Harry Potter didn’t just impact the children and adults that read it. The books went on to change the Young Adult publishing industry too.

You see, before the Harry Potter books were released, children’s books weren’t doing all that well. Sales were falling, books were short and sweet because ‘children can’t read long books’, and very few authors and books existed for children to read. Rowling herself faced rejection 12 times before a publisher decided to publish Harry Potter and the Sorcerer’s Stone.

Enter the wizarding world of Harry Potter.

  • Books for young readers increased in length - 173% longer than they were before the HP books were published. Gone were the days when children only read thin books.
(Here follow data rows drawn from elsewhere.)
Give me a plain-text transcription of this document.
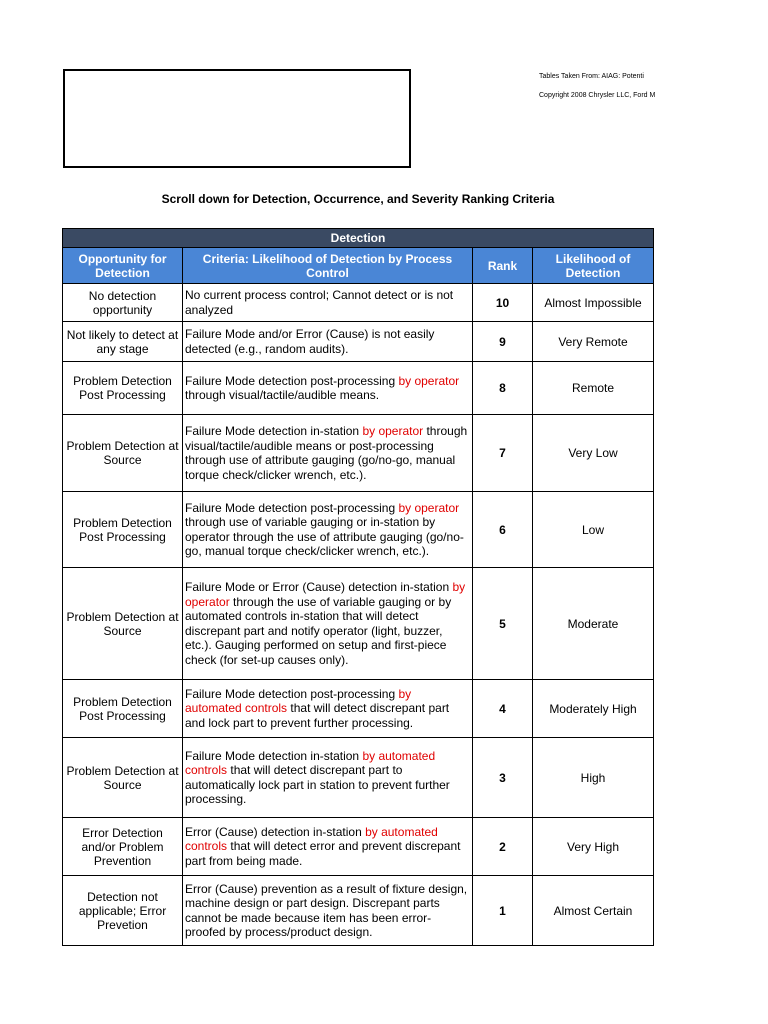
Tables Taken From: AIAG: Potenti
Copyright 2008 Chrysler LLC, Ford M
Scroll down for Detection, Occurrence, and Severity Ranking Criteria
Detection			
Opportunity for Detection	Criteria: Likelihood of Detection by Process Control	Rank	Likelihood of Detection
No detection opportunity	No current process control; Cannot detect or is not analyzed	10	Almost Impossible
Not likely to detect at any stage	Failure Mode and/or Error (Cause) is not easily detected (e.g., random audits).	9	Very Remote
Problem Detection Post Processing	Failure Mode detection post-processing by operator through visual/tactile/audible means.	8	Remote
Problem Detection at Source	Failure Mode detection in-station by operator through visual/tactile/audible means or post-processing through use of attribute gauging (go/no-go, manual torque check/clicker wrench, etc.).	7	Very Low
Problem Detection Post Processing	Failure Mode detection post-processing by operator through use of variable gauging or in-station by operator through the use of attribute gauging (go/no-go, manual torque check/clicker wrench, etc.).	6	Low
Problem Detection at Source	Failure Mode or Error (Cause) detection in-station by operator through the use of variable gauging or by automated controls in-station that will detect discrepant part and notify operator (light, buzzer, etc.). Gauging performed on setup and first-piece check (for set-up causes only).	5	Moderate
Problem Detection Post Processing	Failure Mode detection post-processing by automated controls that will detect discrepant part and lock part to prevent further processing.	4	Moderately High
Problem Detection at Source	Failure Mode detection in-station by automated controls that will detect discrepant part to automatically lock part in station to prevent further processing.	3	High
Error Detection and/or Problem Prevention	Error (Cause) detection in-station by automated controls that will detect error and prevent discrepant part from being made.	2	Very High
Detection not applicable; Error Prevetion	Error (Cause) prevention as a result of fixture design, machine design or part design. Discrepant parts cannot be made because item has been error-proofed by process/product design.	1	Almost Certain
They were now reading 700-page books!

  • Sales of children’s literature, specifically books other than the Harry Potter series saw a total of 52% increase in sales.

  • The market for Young Adult fiction expanded, and more and more authors created books for children. We saw the rise of the Divergent, Twilight and Hunger Games series, books that not just made it big in the publishing industry, but also followed down the Harry Potter path and were made into movies.

Adults also carried this magic into their own world. From colleges offering courses on Harry Potter, people organizing Harry Potter conventions, to even those that use the Harry Potter fandom for successful social activism, many of us refuse to let the magic of Harry Potter die!

Take Fandom Forward. Set up by social activist and Potterhead Andrew Slack, fans from various fandoms have collectively campaigned, volunteered, protested and raised funds for several issues like literacy, LGBTQIA+ rights, net neutrality, and even labour rights. Perhaps their most famous campaign has been ‘Not In Harry’s Name’, an attempt to ensure that the chocolate used for Harry Potter-themed goodies is fair-trade certified. And in 2015, Warner Bros. committed to ensure that all Harry Potter chocolate products will be 100 percent UTZ or Fair Trade certified!

Even though the series has long since come to a close, the impact that the world of Harry Potter has coursed through generations, touching and transforming the lives of many. I can think of no better way to end this article than to quote the creator of this universe, JK Rowling, who says,

"The stories we love best do live in us forever. So whether you come back by page or by the big screen, Hogwarts will always be there to welcome you home."